What it means
Earnings Per Click is total commission divided by total clicks, usually shown per 100 clicks. It is the headline metric affiliates use to compare offers because it folds conversion rate and payout into a single number — a high EPC means each click is worth more.
EPC divides total commissions earned by the number of clicks sent, then usually multiplies by 100 to express earnings per hundred clicks. Because it folds both conversion rate and payout into a single figure, it captures how much money a link actually returns per visitor rather than how often it converts. This makes it the fastest way to rank offers that pay differently and convert at different rates on the same footing.
Publishers rely on EPC to decide where to place traffic. An offer paying a large commission but converting rarely can lose to a modest-payout offer that converts often, and EPC surfaces that trade-off automatically. Networks frequently publish a 7-day or 30-day network EPC so affiliates can gauge an offer's earning power before sending a single click.
A healthy EPC is entirely relative to vertical and traffic source: pennies per click can be excellent for a broad display campaign, while several dollars is common in high-ticket finance or software. Compare an offer's EPC only against alternatives you could realistically run with the same audience. Track it as a trend rather than a fixed target.
The main pitfall is small-sample noise, because a handful of clicks and one lucky sale can inflate EPC to a meaningless level. Network-reported EPC also blends every affiliate's traffic, so a source that skews toward buyers will beat the published average and cheap bot-like traffic will trail it.

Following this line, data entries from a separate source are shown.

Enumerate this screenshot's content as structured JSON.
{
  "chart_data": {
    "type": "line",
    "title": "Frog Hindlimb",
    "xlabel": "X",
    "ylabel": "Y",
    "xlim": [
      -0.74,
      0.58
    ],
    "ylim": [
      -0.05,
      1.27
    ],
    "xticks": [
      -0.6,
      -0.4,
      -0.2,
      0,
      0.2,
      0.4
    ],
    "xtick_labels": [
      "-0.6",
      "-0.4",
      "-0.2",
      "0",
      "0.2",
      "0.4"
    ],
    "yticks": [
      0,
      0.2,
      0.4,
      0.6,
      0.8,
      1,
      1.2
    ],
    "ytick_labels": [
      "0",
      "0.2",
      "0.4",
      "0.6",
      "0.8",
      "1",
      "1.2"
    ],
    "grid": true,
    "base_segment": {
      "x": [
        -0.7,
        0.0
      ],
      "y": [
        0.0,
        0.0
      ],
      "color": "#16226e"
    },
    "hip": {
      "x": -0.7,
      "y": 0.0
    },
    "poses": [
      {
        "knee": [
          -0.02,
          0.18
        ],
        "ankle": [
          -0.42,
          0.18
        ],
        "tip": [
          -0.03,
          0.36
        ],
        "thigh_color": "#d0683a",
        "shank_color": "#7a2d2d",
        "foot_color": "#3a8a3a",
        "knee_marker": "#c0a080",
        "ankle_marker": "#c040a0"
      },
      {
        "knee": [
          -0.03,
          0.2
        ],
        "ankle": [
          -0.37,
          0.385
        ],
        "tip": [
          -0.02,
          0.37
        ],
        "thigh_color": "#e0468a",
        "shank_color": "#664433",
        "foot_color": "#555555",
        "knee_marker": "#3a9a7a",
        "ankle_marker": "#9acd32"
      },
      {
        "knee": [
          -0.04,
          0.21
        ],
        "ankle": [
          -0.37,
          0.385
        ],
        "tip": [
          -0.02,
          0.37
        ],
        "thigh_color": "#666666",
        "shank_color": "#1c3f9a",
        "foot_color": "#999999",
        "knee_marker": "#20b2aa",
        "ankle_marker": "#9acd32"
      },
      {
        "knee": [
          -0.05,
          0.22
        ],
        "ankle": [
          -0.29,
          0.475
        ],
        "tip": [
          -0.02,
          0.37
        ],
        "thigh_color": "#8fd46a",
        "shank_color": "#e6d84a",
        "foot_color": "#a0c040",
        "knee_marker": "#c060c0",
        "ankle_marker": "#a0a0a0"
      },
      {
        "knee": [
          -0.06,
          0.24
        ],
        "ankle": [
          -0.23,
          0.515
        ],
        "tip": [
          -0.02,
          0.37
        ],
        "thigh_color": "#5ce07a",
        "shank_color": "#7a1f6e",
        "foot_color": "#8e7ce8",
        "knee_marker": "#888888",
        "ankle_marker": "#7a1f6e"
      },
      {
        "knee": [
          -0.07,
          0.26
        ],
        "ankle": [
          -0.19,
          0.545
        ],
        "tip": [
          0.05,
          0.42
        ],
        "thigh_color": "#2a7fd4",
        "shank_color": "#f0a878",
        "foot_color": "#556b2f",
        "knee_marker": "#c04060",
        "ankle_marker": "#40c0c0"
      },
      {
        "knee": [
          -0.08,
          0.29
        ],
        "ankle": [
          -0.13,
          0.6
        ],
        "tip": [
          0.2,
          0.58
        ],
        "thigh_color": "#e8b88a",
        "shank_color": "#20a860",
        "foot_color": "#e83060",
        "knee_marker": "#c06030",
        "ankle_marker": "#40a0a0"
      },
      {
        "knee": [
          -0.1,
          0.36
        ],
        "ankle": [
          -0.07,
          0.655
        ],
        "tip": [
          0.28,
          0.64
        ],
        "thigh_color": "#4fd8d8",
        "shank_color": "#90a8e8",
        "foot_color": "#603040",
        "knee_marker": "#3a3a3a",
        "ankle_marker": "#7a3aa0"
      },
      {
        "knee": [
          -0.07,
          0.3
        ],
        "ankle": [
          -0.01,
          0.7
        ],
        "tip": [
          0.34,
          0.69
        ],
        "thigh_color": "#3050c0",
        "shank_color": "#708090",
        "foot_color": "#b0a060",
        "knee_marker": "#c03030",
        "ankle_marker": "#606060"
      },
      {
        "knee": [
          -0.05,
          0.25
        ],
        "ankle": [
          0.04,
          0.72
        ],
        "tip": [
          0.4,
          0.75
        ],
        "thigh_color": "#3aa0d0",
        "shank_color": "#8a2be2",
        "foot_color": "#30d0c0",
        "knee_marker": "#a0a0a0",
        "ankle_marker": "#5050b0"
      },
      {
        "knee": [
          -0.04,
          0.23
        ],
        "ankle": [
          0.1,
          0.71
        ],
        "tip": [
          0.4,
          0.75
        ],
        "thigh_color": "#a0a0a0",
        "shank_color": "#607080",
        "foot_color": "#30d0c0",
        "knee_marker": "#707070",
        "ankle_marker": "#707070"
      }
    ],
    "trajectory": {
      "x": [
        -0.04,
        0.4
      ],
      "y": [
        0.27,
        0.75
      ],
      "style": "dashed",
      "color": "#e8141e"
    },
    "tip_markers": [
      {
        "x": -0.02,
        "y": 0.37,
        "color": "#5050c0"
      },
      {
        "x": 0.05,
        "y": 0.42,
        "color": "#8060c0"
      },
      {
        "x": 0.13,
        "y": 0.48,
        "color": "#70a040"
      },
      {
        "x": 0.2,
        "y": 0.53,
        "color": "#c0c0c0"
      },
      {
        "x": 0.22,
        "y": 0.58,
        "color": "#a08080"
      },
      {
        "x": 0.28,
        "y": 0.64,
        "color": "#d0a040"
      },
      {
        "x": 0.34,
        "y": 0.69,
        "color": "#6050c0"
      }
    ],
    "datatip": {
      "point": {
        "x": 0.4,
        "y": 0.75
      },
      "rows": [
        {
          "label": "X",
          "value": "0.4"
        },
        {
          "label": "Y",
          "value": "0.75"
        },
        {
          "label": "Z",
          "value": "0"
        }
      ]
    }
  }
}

Always segment EPC by placement and wait for enough clicks before trusting the number.
Formula
EPC = Total commissions ÷ Total clicks × 100Key points
- Combines conversion rate and payout into one figure
- Best single metric for comparing offers head-to-head
- Good values depend on vertical and traffic type
- Network EPC is an average across all affiliates
- Needs sufficient click volume to be reliable
Example
An offer generates 480 dollars in commissions from 1,200 clicks. EPC = 480 ÷ 1,200 × 100 = 40 dollars per 100 clicks (or 0.40 dollars per click). A rival offer returning 320 dollars from 1,000 clicks yields an EPC of 32, so the first offer earns more per visitor despite any difference in payout.